Durant mon examen de la demande, j'ai lu la lettre d'accompagnement datée du 19 janvier 2001. Je n'ai pas effectué une évaluation formelle du demandeur selon la profession de « consultant en publicité et en marketing » (1122.2, non 1122.0 comme l'avait dit l'avocat), mais j'ai estimé que le demandeur ne pouvait justifier d'un emploi à temps plein dans cette profession durant au moins un an, et cela malgré le fait que l'une des quatre fonctions qu'exerçait le requérant lorsqu'il était gestionnaire du service à la clientèle à Black Mountain Co. était peut-être pertinente. Il aurait donc obtenu zéro point d'appréciation pour l'expérience, ce qui aurait constitué un empêchement automatique à la poursuite de l'examen de cette demande.

Je n'ai pas consigné cette évaluation dans mes notes du STIDI ni dans la lettre de refus datée du 23 octobre 2001, car je n'ai pas pour habitude de consigner des évaluations qui se soldent par un empêchement automatique.

[8]                Il est bien établi que, lorsqu'un agent des visas néglige d'évaluer un éventuel immigrant selon la profession qu'il envisage d'exercer, il commet une erreur de droit; voir les décisions suivantes : Uy c. Canada (Ministre de l'Emploi et de l'Immigration), [1991] 2 C.F. 201 (C.A.), Gaffney c. Canada (Ministre de l'Emploi et de l'Immigration) (1991), 121 N.R. 256 (C.A.F.), Olajuwon c. Canada (Ministre de la Citoyenneté et de l'Immigration) (1998), 150 F.T.R. 158 et Zhang c. Canada (Ministre de la Citoyenneté et de l'Immigration) (1999), 172 F.T.R. 304. De même, il est clair qu'il appartient au futur immigrant d'établir que son admission au Canada n'est pas contraire au régime législatif et réglementaire; voir le paragraphe 8(1) de la Loi sur l'immigration, L.R.C. (1985), ch. I-2, et modifications.


[9]                Le demandeur, par l'entremise de son avocat, a demandé d'être évalué comme consultant en publicité/marketing. Il a produit des documents attestant son niveau d'instruction et son expérience professionnelle. Malgré l'affidavit de l'agente des visas, il semble que l'agente ne s'est pas préoccupée d'évaluer le demandeur selon la profession qu'il envisageait d'exercer. Les notes du STIDI ne parlent pas de la requête du demandeur en vue d'être évalué comme consultant en publicité et marketing, et il est même raisonnable de déduire de ces notes que l'agente des visas n'a pas vu sa requête dans la lettre accompagnant sa demande. J'observe aussi que, dans son affidavit, l'agente des visas indique une mauvaise date pour la lettre d'accompagnement. La lettre d'accompagnement est datée du 10 janvier 2001, non du 19 janvier 2001.
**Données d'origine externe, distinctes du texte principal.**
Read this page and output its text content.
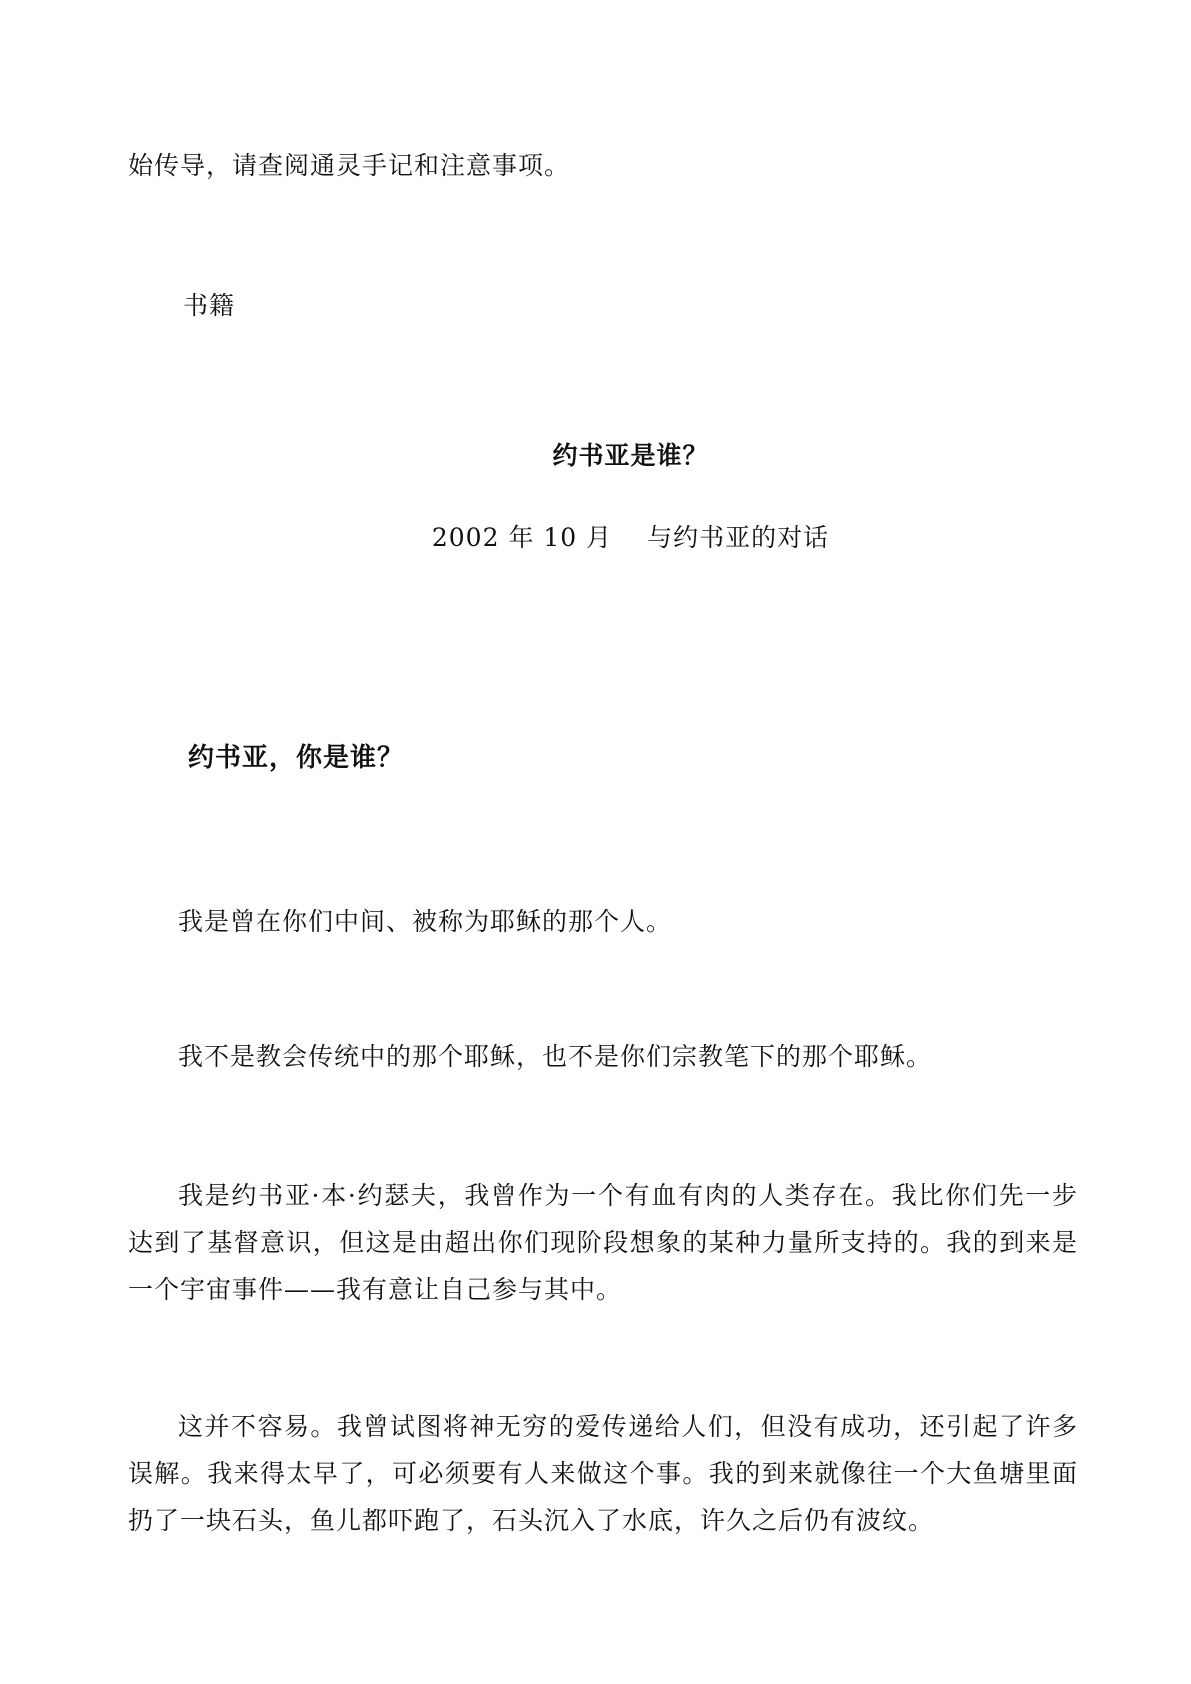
始传导，请查阅通灵手记和注意事项。
书籍
约书亚是谁？
2002 年 10 月　 与约书亚的对话
约书亚，你是谁？
我是曾在你们中间、被称为耶稣的那个人。
我不是教会传统中的那个耶稣，也不是你们宗教笔下的那个耶稣。
我是约书亚·本·约瑟夫，我曾作为一个有血有肉的人类存在。我比你们先一步达到了基督意识，但这是由超出你们现阶段想象的某种力量所支持的。我的到来是一个宇宙事件——我有意让自己参与其中。
这并不容易。我曾试图将神无穷的爱传递给人们，但没有成功，还引起了许多误解。我来得太早了，可必须要有人来做这个事。我的到来就像往一个大鱼塘里面扔了一块石头，鱼儿都吓跑了，石头沉入了水底，许久之后仍有波纹。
[10]            Dans l'arrêt Maldonado c. Canada (Ministre de l'Emploi et de l'Immigration), [1980] 2 C.F. 302 (C.A.), la Cour d'appel fédérale avait jugé que, lorsqu'un requérant jure que certaines affirmations sont véridiques, alors lesdites affirmations sont présumées véridiques à moins qu'il n'existe une raison valide de douter de leur véracité. L'arrêt Maldonado parle de la présomption de véracité qui s'attache à un témoignage produit sous serment, mais à mon avis il vaut également pour la présomption de véracité qui s'attache à des dépositions faites sous serment, tels des affidavits, à moins qu'il n'existe une raison valide de les mettre en doute. Ici, il y a lieu de mettre en doute l'affidavit de l'agente des visas, bien qu'elle n'ait pas été contre-interrogée sur cet affidavit.
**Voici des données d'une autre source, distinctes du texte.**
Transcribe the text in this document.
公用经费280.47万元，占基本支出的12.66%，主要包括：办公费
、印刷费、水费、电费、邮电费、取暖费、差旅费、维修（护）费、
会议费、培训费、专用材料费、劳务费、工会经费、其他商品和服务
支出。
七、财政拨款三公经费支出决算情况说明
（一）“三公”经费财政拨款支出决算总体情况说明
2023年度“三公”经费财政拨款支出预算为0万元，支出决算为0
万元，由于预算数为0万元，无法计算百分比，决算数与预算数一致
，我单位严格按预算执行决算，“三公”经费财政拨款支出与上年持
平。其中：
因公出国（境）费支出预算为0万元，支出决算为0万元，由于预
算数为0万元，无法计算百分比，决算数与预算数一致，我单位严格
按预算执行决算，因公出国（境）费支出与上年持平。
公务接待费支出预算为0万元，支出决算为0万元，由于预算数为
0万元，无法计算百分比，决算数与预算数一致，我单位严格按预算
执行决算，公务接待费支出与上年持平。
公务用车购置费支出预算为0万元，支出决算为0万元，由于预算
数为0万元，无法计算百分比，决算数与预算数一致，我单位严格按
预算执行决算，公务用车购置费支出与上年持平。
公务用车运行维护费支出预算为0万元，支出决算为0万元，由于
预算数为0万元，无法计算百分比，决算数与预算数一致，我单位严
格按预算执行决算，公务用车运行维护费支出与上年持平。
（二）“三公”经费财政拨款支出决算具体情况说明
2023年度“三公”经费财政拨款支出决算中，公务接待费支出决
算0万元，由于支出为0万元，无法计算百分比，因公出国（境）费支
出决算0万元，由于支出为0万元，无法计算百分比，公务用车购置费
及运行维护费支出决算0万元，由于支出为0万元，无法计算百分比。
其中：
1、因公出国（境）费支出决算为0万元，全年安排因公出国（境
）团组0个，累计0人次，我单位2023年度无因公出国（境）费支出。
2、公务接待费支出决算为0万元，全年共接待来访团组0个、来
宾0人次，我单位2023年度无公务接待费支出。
[11]            L'affidavit de l'agente des visas ne s'accorde pas avec ses notes du STIDI. Les notes du STIDI ont été consignées après qu'elle eut examiné le dossier et elles sont moins éloignées de ses décisions que ne l'est l'affidavit, qui a été établi quelques mois plus tard. Elle tente d'expliquer cette incohérence dans son affidavit, mais son explication ne me convainc pas qu'elle a en réalité évalué le demandeur selon la profession qu'il envisageait d'exercer.

[12]            Eu égard aux notes du STIDI, je suis d'avis que l'agente des visas n'a pas évalué le demandeur selon la profession qu'il entendait exercer, celle qu'il a indiquée dans sa lettre du 10 janvier 2001. Il s'agit là d'une erreur de droit, et cette demande de contrôle judiciaire est accueillie, et l'affaire est renvoyée à un autre agent des visas pour nouvelle décision conforme au droit.

[13]            Les avocats m'ont informée qu'il n'y a aucune question à certifier.

                                        ORDONNANCE

La demande de contrôle judiciaire est accueillie et l'affaire est renvoyée à un autre agent des visas pour nouvelle décision conforme au droit. Aucune question n'est certifiée.

                                                                                   « E. Heneghan »              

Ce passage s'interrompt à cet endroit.